La SA AXA France Iard soutient que la clause d’exclusion visée figure en caractères très apparents et est claire et compréhensible par l’assuré, professionnel de la restauration, qu’elle remplit donc le caractère formel exigé par l’article L. 113-1 du code des assurances, que l’absence de définition du terme «' épidémie » est sans influence en ce que seule une «' fermeture individuelle » est garantie qu’elle que soit l’événement défini dans la clause d’exclusion, qu’une épidémie peut être à l’origine de la fermeture administrative d’un unique établissement, que la proposition d’avenant faite ne remet pas en cause la clarté de la clause d’exclusion, que la garantie d’un risque aléatoire constitue l’essence même d’un contrat d’assurance et que l’application d’une clause d’exclusion limitant la couverture à un risque même improbable n’est pas de nature à la priver du caractère limité exigé par l’article L113-1 du code des assurances. Elle soutient que la commune intention des parties n’était pas de couvrir le risque d’une fermeture généralisée à l’ensemble du territoire, risque imprévisible à l’époque, mais de couvrir les aléas inhérents à l’exploitation d’un restaurant exposés à des risques biologiques. Elle précise que la clause d’exclusion respecte le formalisme de l’article L112-4 du code des assurances et le caractère formel exigé par l’article L 113-1 du code des assurances et ne prive pas la garantie litigieuse de sa substance.


Aux termes de l’article L 112-4 du code des assurances l’exclusion de garantie doit être rédigée en caractères très apparents. En l’espèce cette clause est mentionnée dans les conditions particulières en majuscule et dès lors dans une police différente à même d’attirer l’attention de l’assuré sur les principe qu’elle édicte.
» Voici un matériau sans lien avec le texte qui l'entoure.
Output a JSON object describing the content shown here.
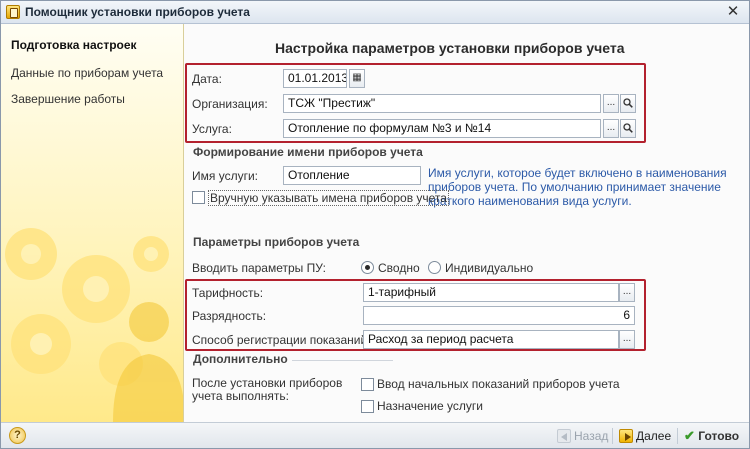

Cette clause respecte donc les prescriptions de l’article L 112-4 du code des assurances.


En vertu de l’article L 113-1 du code des assurances, l’exclusion conventionnelle de garantie doit être formelle et limitée.


Les clauses d’exclusion de garantie ne sont ni formelles, ni limitées, dès lors qu’elles doivent être interprétées. Elles doivent se référer à des critères précis, des hypothèses limitativement énumérées qui excluent toute interprétation, de façon à permettre à l’assuré de connaître exactement l’étendue de la garantie et être en mesure de la comprendre. La portée de l’exclusion doit être nette sans incertitude. La clause doit délimiter de façon particulièrement nette le champ dans lequel la garantie n’est pas due. Elle doit être limitée c’est-à- dire qu’elle ne doit pas vider la garantie de sa substance, solution consacrée en droit commun par l’article 1170 du code civil.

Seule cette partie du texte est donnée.